R - Ursula von der Leyen l'a dit hier, les seuls déplacements qui doivent être maintenus sont des déplacements essentiels. D'ailleurs, c'est pourquoi sont exemptés de cette mesure de test, par exemple, les transfrontaliers, parce que cela fait partie de ceux qui travaillent, qui ont besoin de franchir une frontière, etc. Mais il y a ce besoin de prendre des précautions parce que, on l'a vu, si on ne prend pas ce type de précaution les variants peuvent peut-être pénétrer plus facilement, et aujourd'hui, on est dans une course contre la montre.
Q - Est-ce que vous allez dire cela aux Français sur les déplacements inter-régions dans quelques jours ? Est-ce que vous allez dire aux Français : ne voyagez plus d'une région à l'autre ? Parce qu'il n'y a pas de raison que l'on dise : ne voyagez plus d'un pays à l'autre et de continuer en France à autoriser les déplacements inter-régions.
R - Alors, on a mis en place le couvre-feu national à 18 heures. Et Olivier Véran l'a dit hier soir, on souhaite encore se donner quelques jours pour voir quels sont les effets de ce couvre-feu national, avant d'envisager d'autres mesures. Il l'a dit d'ailleurs, ces autres mesures ça peut aller jusqu'au confinement si d'aventure il y avait une flambée. Donc, de ce point de vue-là, on a encore quelques jours pour observer.
Q - Cela veut dire que c'est quoi ? Une décision la semaine prochaine au bout de quinze jours de couvre-feu à 18 heures.
R - On fera l'état des lieux. Ce qu'on peut déjà voir, c'est que dans les départements qui ont mis en place le couvre-feu de façon précoce, dès le 2 janvier, on a vu une baisse de 16 % des incidences, des nouveaux cas. Donc, c'est plutôt encourageant. Voyons si ça produit le même effet au niveau national avant de prendre d'autres mesures. Mais ce qui est sûr, c'est qu'encore une fois les indicateurs montrent une augmentation du nombre de personnes en réanimation. On a franchi les 2800, on était tombé à 2600. Les nouveaux cas, regardez, on était sur des moyennes à 18 500. On franchit régulièrement les 20 000, ces derniers jours. Je rappelle que début décembre, on était à 10 000. Donc, tout cela effectivement incite en tous les cas à de la prudence, donc on en tirera toutes les conclusions très prochainement.

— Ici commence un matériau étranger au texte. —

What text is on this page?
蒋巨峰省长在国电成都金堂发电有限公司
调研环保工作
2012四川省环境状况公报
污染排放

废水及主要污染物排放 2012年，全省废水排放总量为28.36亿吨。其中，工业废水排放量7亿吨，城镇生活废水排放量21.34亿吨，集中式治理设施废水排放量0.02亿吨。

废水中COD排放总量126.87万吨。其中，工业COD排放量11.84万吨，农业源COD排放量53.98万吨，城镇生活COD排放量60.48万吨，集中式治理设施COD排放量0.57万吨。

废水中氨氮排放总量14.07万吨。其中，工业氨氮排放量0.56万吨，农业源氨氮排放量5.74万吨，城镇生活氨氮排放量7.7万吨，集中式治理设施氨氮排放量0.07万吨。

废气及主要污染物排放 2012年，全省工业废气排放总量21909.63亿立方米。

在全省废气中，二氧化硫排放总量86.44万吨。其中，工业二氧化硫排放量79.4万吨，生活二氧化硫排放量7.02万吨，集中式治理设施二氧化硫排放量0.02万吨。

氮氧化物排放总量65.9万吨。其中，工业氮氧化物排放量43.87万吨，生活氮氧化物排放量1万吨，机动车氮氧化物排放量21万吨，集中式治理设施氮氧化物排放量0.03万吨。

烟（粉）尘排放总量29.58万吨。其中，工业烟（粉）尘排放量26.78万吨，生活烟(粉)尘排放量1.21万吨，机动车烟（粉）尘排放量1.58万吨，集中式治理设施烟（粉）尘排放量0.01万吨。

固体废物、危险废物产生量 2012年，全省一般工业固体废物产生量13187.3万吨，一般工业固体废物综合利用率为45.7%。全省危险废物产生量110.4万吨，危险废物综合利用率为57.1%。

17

Q - Jean-Baptiste Lemoyne, vous êtes ministre du tourisme. Vous n'êtes pas sans savoir que le 6 février commencent les vacances scolaires, pour la première zone. Est-ce que les Français pourront changer de région pour les vacances de février ?
R - Comme je vous l'ai dit, c'est le type de décisions ou d'affirmations qui pourront être faites lorsque l'on aura fait ce retour d'expérience du couvre-feu national.
Q - Mais il ne faut prévoir un peu ? Il ne faut pas que les Français sachent s'ils pourront partir en vacances ou pas ?
R - Oui, mais vous savez, le virus il ne vous prévient pas quand il augmente ou quand il baisse. Le virus, c'est l'inattendu permanent. Et donc, tout cela nous plonge tous collectivement dans l'incertitude permanente. Donc je sais que c'est très désagréable et pour un secteur comme le tourisme, c'est même un très gros problème, parce qu'il y a besoin de prévisibilité, parce qu'il y a des plannings, parce qu'il y a des réservations, etc. Moi je tire mon chapeau aux professionnels parce que les grandes fédérations - GNI, UMIH, des gens comme cela, les entreprises du voyage - ont mis en place beaucoup de conditions commerciales très souples, très flexibles, justement pour que les Français puissent le cas échéant s'adapter, reporter, être remboursés, annulés, etc. Donc, c'est un gros effort qui est fait par un secteur qui lui-même est déjà très fortement touché. Mais aujourd'hui, voilà...
Q - Vous diriez aux Français ce matin : allez-y, prenez vos billets de train pour les vacances de février ?
R - Aujourd'hui, je suis plutôt dans le registre de la prudence. Je dis : attention, nous sommes dans un moment où certains indicateurs sont en train de remonter. Nous allons regarder cela de plus près dans quelques jours, le ministre de la santé l'a dit et donc...
Q - Vous préparez les esprits.
R - Aujourd'hui, j'incite à la prudence et puis les Français d'ailleurs, on l'a vu ces derniers mois, ils ont eu un compte tenu de cette incertitude avec laquelle on vit, ils se sont adaptés. La plupart du temps les réservations, tout se fait en ultra dernière minute. On l'a vu l'été dernier. Je crois que les comportements sont en train de s'adapter.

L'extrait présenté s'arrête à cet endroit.